Though working with children has presented its share of challenges, Bethany Jenkins admits that her experience with working with children in St. Vincent has taught her a lot about herself.{{more}}

“One thing I learnt here is how I really enjoy being around kids. I didn’t realize that honestly before I came,” said Jenkins, a Peace Corps Volunteer (PCV) from Huntsville, Alabama, during an interview with SEARCHLIGHT. Jenkins, who graduated with degrees in International Relations and Spanish, had worked part time at a law firm and also as a mentor for teenagers before joining the Peace Corps.

“I like the one on one relationship you can develop with them. I like listening to their problems and I like helping them solve them on their own,” said Jenkins, as she spoke fondly of the children she interacts with on a regular basis. She has been assigned to the Byera Government School where she teaches a remedial reading programme and also runs afterschool programmes such as a running group and a Brownie Pack. Jenkins also teaches a life skills programme at the Marion House at Georgetown.
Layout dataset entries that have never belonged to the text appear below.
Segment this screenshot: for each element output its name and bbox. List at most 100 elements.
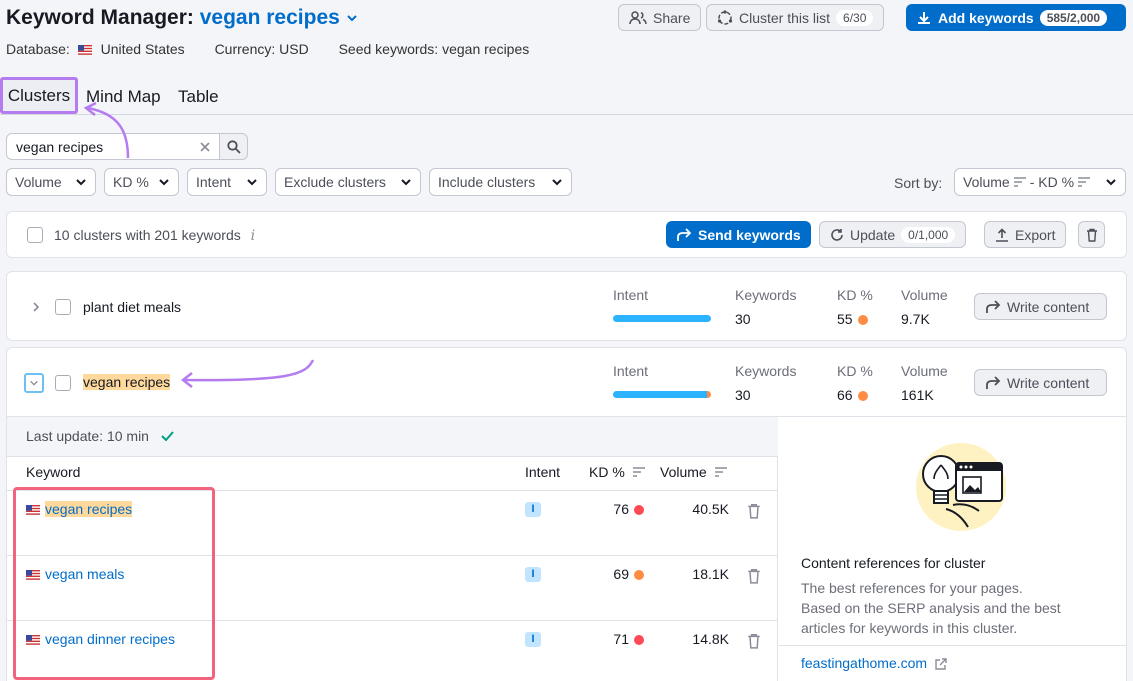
share-arrow-icon <box>986 375 1001 389</box>
refresh-icon <box>831 228 843 241</box>
chevron-down-icon <box>346 15 357 22</box>
add-keywords-count: 585/2,000 <box>1039 9 1108 26</box>
kd-header: KD % <box>837 363 873 379</box>
share-label: Share <box>653 9 691 26</box>
lightbulb-illustration-icon <box>916 443 1006 531</box>
list-name: vegan recipes <box>199 6 340 29</box>
reference-link[interactable]: feastingathome.com <box>801 655 947 671</box>
write-content-button[interactable]: Write content <box>974 293 1107 320</box>
kd-number: 55 <box>837 311 853 327</box>
references-title: Content references for cluster <box>801 555 986 571</box>
cluster-list-label: Cluster this list <box>739 9 831 26</box>
references-desc-1: The best references for your pages. <box>801 580 1023 596</box>
trash-icon[interactable] <box>747 633 761 649</box>
page-title-prefix: Keyword Manager: <box>6 6 194 29</box>
filter-include-clusters[interactable]: Include clusters <box>429 168 572 196</box>
volume-value: 9.7K <box>901 311 930 327</box>
annotation-arrow-tabs <box>83 101 130 159</box>
filter-exclude-label: Exclude clusters <box>284 174 386 190</box>
filter-kd[interactable]: KD % <box>104 168 179 196</box>
tab-table[interactable]: Table <box>178 87 219 107</box>
tabs-divider <box>0 114 1133 115</box>
kd-dot-icon <box>857 391 868 402</box>
kd-value: 66 <box>837 387 868 403</box>
add-keywords-button[interactable]: Add keywords 585/2,000 <box>906 4 1126 31</box>
filter-exclude-clusters[interactable]: Exclude clusters <box>275 168 421 196</box>
currency: Currency: USD <box>214 41 309 57</box>
col-intent-header: Intent <box>525 464 561 480</box>
kd-dot-icon <box>857 315 868 326</box>
chevron-down-icon <box>1106 179 1116 186</box>
intent-header: Intent <box>613 287 649 303</box>
list-name-dropdown[interactable]: vegan recipes <box>200 6 358 29</box>
filter-volume-label: Volume <box>15 174 62 190</box>
cluster-checkbox[interactable] <box>55 299 71 315</box>
volume-cell: 18.1K <box>692 566 729 582</box>
reference-link-text: feastingathome.com <box>801 655 928 671</box>
share-button[interactable]: Share <box>618 4 702 31</box>
write-content-button[interactable]: Write content <box>974 369 1107 396</box>
filter-volume[interactable]: Volume <box>6 168 96 196</box>
annotation-highlight-box <box>13 487 215 680</box>
kd-number: 76 <box>613 501 629 517</box>
export-button[interactable]: Export <box>984 221 1067 248</box>
kd-header: KD % <box>837 287 873 303</box>
kd-dot-icon <box>634 635 644 646</box>
references-desc-3: articles for keywords in this cluster. <box>801 620 1018 636</box>
chevron-down-icon <box>401 179 411 186</box>
intent-badge: I <box>525 632 541 647</box>
chevron-down-icon <box>552 179 562 186</box>
chevron-right-icon[interactable] <box>30 301 42 313</box>
meta-bar: Database: United States Currency: USD Se… <box>6 41 529 57</box>
cluster-checkbox[interactable] <box>55 375 71 391</box>
seed-keywords: Seed keywords: vegan recipes <box>338 41 530 57</box>
cluster-count-badge: 6/30 <box>836 9 874 26</box>
sort-dropdown[interactable]: Volume - KD % <box>954 168 1126 196</box>
tab-clusters[interactable]: Clusters <box>0 77 78 114</box>
external-link-icon <box>935 658 947 670</box>
send-keywords-button[interactable]: Send keywords <box>666 221 811 248</box>
volume-header: Volume <box>901 287 948 303</box>
cluster-name[interactable]: plant diet meals <box>83 299 181 315</box>
search-button[interactable] <box>219 133 248 160</box>
select-all-checkbox[interactable] <box>27 227 43 243</box>
trash-icon[interactable] <box>747 568 761 584</box>
tab-table-label: Table <box>178 87 219 106</box>
cluster-name[interactable]: vegan recipes <box>83 374 171 390</box>
cluster-list-button[interactable]: Cluster this list 6/30 <box>706 4 885 31</box>
clusters-toolbar: 10 clusters with 201 keywords i Send key… <box>6 211 1127 258</box>
volume-cell: 40.5K <box>692 501 729 517</box>
filter-intent-label: Intent <box>196 174 232 190</box>
sort-value: Volume <box>963 174 1010 190</box>
col-keyword-header: Keyword <box>26 464 81 480</box>
last-update-text: Last update: 10 min <box>26 428 149 444</box>
delete-button[interactable] <box>1078 221 1105 248</box>
filter-intent[interactable]: Intent <box>187 168 267 196</box>
download-icon <box>918 11 930 24</box>
database-value: United States <box>100 41 185 57</box>
sort-icon <box>714 467 727 477</box>
page-title: Keyword Manager: vegan recipes <box>6 6 358 30</box>
col-volume-header[interactable]: Volume <box>660 464 727 480</box>
intent-bar <box>613 315 711 322</box>
clusters-summary: 10 clusters with 201 keywords i <box>54 227 255 244</box>
col-kd-header[interactable]: KD % <box>589 464 645 480</box>
intent-badge: I <box>525 502 541 517</box>
col-volume-label: Volume <box>660 464 707 480</box>
clear-icon[interactable] <box>199 141 211 153</box>
update-button[interactable]: Update 0/1,000 <box>819 221 967 248</box>
upload-icon <box>996 227 1008 242</box>
kd-dot-icon <box>634 505 644 516</box>
clusters-summary-text: 10 clusters with 201 keywords <box>54 227 241 243</box>
chevron-down-icon <box>30 380 38 386</box>
info-icon[interactable]: i <box>251 228 255 244</box>
collapse-toggle[interactable] <box>24 373 44 393</box>
tab-clusters-label: Clusters <box>7 85 71 105</box>
kd-value: 55 <box>837 311 868 327</box>
filter-kd-label: KD % <box>113 174 149 190</box>
trash-icon[interactable] <box>747 503 761 519</box>
cluster-row: plant diet meals Intent Keywords 30 KD %… <box>6 271 1127 341</box>
kd-number: 69 <box>613 566 629 582</box>
references-divider <box>779 645 1126 646</box>
keywords-count: 30 <box>735 311 751 327</box>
Arriving in St.Vincent in August 2008, Jenkins was initially assigned to the Byera Government School to work in the area of Youth Development, but the issue of remedial reading stood out as the most critical issue to be addressed.

Working with children from grades two to six, Jenkins, along with another teacher at the school, assessed the students’ reading levels and created programmes to target specific reading deficiencies.

“I sort of tailored the programmes to meet their individual needs. A lot of the kids don’t learn from traditional chalk and talk, so what I had to do was take a slightly different approach, find out what kind of learners they are,” Jenkins explained.

Similar to the other remedial programmes described by fellow PCVs, Jenkins has seen some improvement in the children’s behaviour, as their reading skills developed.

“It’s really rewarding seeing them gain confidence in the classroom, even if their reading improves only a little bit, their confidence is improving a lot because a lot of them just need a little extra attention, a little one on one time to give them the boost they need to succeed on their own,” Jenkins explained.

The Brownie Pack and the running group have also been major successes Jenkins explained. Living in the Byera community for almost two years, Jenkins has observed that there is a lack of youth empowerment and involvement of parents in the schools. She has, however, tried to help where she can.

“Young girls need a little bit more self empowerment. I think that needs to be addressed. I have tried to do a bit of that, but…in what little way that I can. I think that there should be more opportunities for kids to do things to keep them off the street,” Jenkins explained.

Jenkins plans to leave St. Vincent by the end of the year, but hopes to continue with the aforementioned programmes, adding a summer Spanish programme to the bunch. She, however, wishes to develop more activities within the community to foster youth involvement.

Jenkins will pursue a master’s degree in School Counseling upon her return to the states. She will, however, remember her time in St. Vincent and the Grenadines and “the friendly, humble nature of Vincentians”.